As we reported on our blog, the City of Denton, Texas recently became the first Texas municipality to enact an ordinance banning the drilling technique known as hydraulic fracturing, or “fracking.” As was predicted, the Texas Oil and Gas Association filed a lawsuit challenging the ordinance within hours of its passing. In addition, the Texas General Land Office filed a lawsuit seeking a permanent injunction prohibiting the City from enforcing the ban. Both suits are in their infancy, but the parties are beginning to lay the foundation for their legal arguments.
For example, the City of Denton asserted in its Answer to the Texas Oil and Gas Association’s lawsuit that hydraulic fracturing activities taking place in the Barnett Shale constitute a “public nuisance”: the fracking “activities have caused conditions that are subversive of public order and constitute an obstruction of public rights of the community as a whole. According to the City of Denton, such conditions include, but are not limited to, noise, increased heavy truck traffic, liquid spills, vibrations and other offensive results of the hydraulic fracturing process that have affected the entire Denton Community.” The City claims it has the right to abate and prevent such a public nuisance under its regulatory powers–and that such regulatory powers are not preempted as the Oil and Gas Association contends.
In response to the Texas General Land Office’s lawsuit, the City recently moved to transfer venue from Travis County (where the suit was filed) to Denton County. In its motion, the City included the same allegation with respect to hydraulic fracturing constituting a “public nuisance.”
We will continue to monitor developments in the litigation involving the Denton fracking ban. As I suggested in my blog post on Denton’s ban, there could be significant implications if the ban is upheld — including “me too” ordinances in other municipalities.
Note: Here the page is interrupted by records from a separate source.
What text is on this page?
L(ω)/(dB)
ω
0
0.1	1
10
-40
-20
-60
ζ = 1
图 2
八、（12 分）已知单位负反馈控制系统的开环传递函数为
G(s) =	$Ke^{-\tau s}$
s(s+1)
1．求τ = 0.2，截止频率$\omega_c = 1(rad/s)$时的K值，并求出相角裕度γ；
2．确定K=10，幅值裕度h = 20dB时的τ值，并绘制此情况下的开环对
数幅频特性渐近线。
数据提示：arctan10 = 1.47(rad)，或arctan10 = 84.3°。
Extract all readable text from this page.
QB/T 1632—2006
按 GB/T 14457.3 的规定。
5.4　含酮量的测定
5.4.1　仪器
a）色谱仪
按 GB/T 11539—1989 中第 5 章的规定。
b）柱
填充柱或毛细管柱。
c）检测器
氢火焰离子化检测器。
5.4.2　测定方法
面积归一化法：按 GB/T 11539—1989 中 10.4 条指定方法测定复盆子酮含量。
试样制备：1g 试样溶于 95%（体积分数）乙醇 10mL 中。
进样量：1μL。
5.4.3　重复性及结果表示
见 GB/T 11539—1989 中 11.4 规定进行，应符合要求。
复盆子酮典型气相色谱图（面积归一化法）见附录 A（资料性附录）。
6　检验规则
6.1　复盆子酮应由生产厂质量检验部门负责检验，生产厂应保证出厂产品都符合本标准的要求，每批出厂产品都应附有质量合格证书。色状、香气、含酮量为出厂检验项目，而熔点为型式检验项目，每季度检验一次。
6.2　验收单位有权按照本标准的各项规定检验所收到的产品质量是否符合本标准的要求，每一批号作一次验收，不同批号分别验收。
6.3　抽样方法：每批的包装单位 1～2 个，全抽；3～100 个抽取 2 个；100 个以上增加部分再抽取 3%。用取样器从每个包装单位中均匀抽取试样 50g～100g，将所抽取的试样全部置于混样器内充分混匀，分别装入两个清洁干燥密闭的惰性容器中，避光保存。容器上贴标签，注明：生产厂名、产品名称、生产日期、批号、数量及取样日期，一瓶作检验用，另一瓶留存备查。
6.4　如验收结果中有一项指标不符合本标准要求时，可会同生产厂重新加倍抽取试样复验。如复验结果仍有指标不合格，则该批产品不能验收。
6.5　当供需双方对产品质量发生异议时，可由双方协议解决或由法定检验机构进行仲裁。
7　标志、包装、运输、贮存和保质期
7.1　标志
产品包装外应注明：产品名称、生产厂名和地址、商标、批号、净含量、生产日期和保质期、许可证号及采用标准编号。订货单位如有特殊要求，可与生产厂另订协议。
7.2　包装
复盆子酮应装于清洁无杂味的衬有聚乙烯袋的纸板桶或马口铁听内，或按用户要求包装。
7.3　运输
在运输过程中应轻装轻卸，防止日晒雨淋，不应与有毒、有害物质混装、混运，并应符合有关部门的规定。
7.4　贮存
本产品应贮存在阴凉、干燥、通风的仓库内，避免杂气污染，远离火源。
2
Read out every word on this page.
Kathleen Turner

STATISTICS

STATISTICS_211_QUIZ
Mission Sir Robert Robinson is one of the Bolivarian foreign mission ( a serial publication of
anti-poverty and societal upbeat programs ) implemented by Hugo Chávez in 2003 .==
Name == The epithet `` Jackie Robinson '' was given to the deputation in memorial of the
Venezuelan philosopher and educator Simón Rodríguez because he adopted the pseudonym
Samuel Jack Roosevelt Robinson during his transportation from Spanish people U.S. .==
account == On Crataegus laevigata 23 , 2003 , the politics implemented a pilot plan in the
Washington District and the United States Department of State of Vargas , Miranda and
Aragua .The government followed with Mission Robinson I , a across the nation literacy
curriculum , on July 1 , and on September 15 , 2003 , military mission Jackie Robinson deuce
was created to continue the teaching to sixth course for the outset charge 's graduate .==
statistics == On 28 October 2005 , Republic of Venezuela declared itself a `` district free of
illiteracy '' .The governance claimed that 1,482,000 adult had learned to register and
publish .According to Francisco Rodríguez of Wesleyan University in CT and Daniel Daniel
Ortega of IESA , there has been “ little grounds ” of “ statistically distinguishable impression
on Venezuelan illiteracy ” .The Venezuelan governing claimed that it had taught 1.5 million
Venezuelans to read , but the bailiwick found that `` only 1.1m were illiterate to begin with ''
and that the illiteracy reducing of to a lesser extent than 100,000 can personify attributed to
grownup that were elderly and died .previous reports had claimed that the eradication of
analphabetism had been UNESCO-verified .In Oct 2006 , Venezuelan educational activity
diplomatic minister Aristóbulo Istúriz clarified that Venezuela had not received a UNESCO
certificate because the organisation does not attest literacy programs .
Indeed, it was reported yesterday that Reno, Texas — a small city about 50 miles west of Dallas — is also considering a fracking ban. As the article notes, “the fact that other Texas cities may take Denton’s lead on [instituting] a ban could signal a shift in thinking in the Lone Star State” and “Texas-based fracking bans could have a substantial impact on the state economy — and perhaps even the national economy, too.”